1 Voir « Vivre en Viking – I – Quelques généralités », vous y trouverez présentées les grandes lignes du phénomène viking ainsi que l’arrière plan religieux qui irrigue toute la mentalité viking.

2 Nom que les anciens scandinaves donnaient à leurs poètes.

3 Pour rappel, les Hávamál (en français, les Dits du Très-Haut, ceux qui sortent de la bouche d’Ódinn) forment un long poème sacré qui constitue une sorte de résumé de l’éthique des fameux pillards scandinaves. Cela en fait pour nous une porte d’accès privilégié à leur mentalité.

4 Voir « Vivre en Viking – I – Quelques généralités » pour une présentation plus complète de la figure du Destin.

5 Hávamál, strophe 69, texte intégral traduit par Régis Boyer dans L’Edda poétique (p. 169 à 202), Fayard, 1992, p.181.

6 Ibid., strophe 71 (partielle).

7 Ibid., strophe 131 (partielle), p. 194.

8 Ibid., strophe 73, p. 182.

9 Ibid., strophe 16, p.171-172.

10 Ibid., strophe 71 (partielle), p.181

11 Ibid., strophe 50, p. 177-178.

12 Boyer Régis, « Le sacré chez les anciens scandinaves », dans l’Edda poétique (p. 14 à 64), op. cit., p. 27.

13 Hávamál, strophes 76-77, texte intégral traduit par Régis Boyer dans L’Edda poétique (p. 169 à 202), op. cit., p. 182.

14 Le Thing est l’assemblée en plein air des hommes libres, où chacun peut donner son avis sur l’administration, la politique, la justice, les expéditions à entreprendre ou encore les modalités des échanges commerciaux.

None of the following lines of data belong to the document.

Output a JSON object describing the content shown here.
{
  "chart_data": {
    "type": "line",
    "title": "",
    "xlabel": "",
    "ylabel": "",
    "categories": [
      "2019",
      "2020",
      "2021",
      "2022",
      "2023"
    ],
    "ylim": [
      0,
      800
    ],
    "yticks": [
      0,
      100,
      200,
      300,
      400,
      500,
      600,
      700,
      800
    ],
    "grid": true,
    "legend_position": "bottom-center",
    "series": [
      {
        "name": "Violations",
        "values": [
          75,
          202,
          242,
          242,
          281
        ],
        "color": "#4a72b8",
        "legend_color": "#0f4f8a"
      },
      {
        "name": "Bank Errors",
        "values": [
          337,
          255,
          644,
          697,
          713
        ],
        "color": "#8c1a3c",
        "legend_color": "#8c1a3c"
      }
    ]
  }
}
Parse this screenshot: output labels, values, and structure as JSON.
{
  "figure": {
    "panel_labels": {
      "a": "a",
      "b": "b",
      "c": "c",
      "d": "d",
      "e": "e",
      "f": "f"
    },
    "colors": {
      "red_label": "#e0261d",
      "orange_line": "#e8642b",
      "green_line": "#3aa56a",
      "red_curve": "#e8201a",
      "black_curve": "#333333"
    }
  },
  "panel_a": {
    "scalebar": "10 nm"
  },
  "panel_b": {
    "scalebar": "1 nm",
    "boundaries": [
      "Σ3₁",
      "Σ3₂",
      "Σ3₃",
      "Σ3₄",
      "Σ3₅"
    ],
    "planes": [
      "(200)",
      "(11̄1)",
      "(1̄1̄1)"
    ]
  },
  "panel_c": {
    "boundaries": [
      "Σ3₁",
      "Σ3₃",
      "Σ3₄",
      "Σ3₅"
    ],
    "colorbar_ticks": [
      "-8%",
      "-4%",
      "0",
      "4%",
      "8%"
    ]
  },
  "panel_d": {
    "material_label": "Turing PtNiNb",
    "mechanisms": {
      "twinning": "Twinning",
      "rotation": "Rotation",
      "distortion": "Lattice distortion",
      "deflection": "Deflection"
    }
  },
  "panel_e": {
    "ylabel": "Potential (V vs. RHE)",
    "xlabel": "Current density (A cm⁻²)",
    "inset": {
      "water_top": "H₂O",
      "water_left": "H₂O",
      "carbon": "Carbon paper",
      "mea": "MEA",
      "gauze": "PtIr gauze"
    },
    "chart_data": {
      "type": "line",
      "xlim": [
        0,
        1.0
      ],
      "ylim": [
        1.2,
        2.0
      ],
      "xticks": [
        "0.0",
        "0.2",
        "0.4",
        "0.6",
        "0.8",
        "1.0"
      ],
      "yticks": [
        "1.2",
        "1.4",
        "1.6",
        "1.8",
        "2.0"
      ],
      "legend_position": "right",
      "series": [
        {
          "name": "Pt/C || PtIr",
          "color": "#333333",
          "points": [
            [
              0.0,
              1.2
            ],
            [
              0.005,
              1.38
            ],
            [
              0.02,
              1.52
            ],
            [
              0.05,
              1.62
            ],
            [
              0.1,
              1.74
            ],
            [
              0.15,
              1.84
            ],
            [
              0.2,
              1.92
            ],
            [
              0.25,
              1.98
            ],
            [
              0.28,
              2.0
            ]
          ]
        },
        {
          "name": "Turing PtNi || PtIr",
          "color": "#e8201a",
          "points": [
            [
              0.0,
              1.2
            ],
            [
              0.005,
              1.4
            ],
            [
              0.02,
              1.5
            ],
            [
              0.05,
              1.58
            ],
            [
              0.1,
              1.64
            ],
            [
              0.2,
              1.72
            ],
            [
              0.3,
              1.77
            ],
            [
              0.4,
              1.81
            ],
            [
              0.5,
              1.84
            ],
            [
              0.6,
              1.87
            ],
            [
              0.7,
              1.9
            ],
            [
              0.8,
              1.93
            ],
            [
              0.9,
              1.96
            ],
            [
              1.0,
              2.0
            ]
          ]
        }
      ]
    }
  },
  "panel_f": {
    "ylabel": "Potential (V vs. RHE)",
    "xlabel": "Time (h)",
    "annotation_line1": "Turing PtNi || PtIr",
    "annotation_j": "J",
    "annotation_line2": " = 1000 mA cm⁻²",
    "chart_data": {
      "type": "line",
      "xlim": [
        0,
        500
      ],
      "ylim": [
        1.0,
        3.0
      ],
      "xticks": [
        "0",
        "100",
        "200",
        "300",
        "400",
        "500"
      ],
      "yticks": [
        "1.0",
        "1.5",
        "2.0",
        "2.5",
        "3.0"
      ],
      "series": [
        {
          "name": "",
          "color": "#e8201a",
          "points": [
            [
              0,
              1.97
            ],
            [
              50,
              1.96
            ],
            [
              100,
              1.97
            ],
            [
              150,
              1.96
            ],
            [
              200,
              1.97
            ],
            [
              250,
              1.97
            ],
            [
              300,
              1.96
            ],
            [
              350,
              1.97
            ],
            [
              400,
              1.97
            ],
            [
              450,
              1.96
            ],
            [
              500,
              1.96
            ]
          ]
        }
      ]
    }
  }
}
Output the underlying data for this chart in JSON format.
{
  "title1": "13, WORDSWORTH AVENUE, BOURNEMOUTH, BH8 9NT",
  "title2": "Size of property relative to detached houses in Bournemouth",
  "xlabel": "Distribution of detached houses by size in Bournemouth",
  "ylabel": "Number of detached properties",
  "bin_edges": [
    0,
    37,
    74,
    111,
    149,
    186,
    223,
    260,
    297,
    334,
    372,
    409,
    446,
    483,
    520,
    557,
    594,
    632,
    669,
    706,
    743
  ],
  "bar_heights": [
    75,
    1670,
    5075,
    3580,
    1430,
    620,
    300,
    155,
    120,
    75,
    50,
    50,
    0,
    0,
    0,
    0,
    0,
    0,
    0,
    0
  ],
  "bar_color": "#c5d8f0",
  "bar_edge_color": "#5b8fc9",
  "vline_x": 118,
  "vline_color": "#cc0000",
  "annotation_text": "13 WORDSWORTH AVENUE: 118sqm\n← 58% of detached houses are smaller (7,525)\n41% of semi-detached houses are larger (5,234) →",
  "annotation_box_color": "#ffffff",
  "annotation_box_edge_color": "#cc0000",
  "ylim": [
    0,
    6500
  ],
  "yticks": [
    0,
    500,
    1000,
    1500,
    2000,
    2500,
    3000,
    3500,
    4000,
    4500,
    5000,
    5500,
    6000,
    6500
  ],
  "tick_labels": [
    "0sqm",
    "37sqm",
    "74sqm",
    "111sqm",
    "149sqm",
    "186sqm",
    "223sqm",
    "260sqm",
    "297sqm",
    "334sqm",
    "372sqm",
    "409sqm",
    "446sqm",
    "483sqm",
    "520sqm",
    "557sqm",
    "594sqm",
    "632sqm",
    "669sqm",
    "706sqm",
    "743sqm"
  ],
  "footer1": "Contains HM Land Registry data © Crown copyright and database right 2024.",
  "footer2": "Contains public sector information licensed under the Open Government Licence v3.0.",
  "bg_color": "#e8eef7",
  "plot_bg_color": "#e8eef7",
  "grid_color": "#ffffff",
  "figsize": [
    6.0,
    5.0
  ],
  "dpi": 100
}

15 Ibid., strophes 24-25, p. 173

16 Ibid., strophe 47, p. 177.

17 Dans la Gylfaginning, en français la Mystification de Gylfi, qui constitue la première partie de l’Edda de Snorri Sturluson, il est expliqué que « Sous la racine [d’Yggdrasil] qui est orientée vers la halle des Thurses du givre se trouve la source de Mímir qui recèle science et sagesse, et celui qui possède la source s’appelle Mímir ; il est plein de profond savoir parce qu’il boit l’eau de la source dans la corne Gjallarhorn. Alfödr [Ódinn] y vint et demanda de pouvoir boire à la source, mais il ne l’obtint pas avant d’avoir mis son œil en gage. », Gylfaginning, chapitre 15, passage traduit par Régis Boyer dans L’Edda poétique, op. cit., p. 414.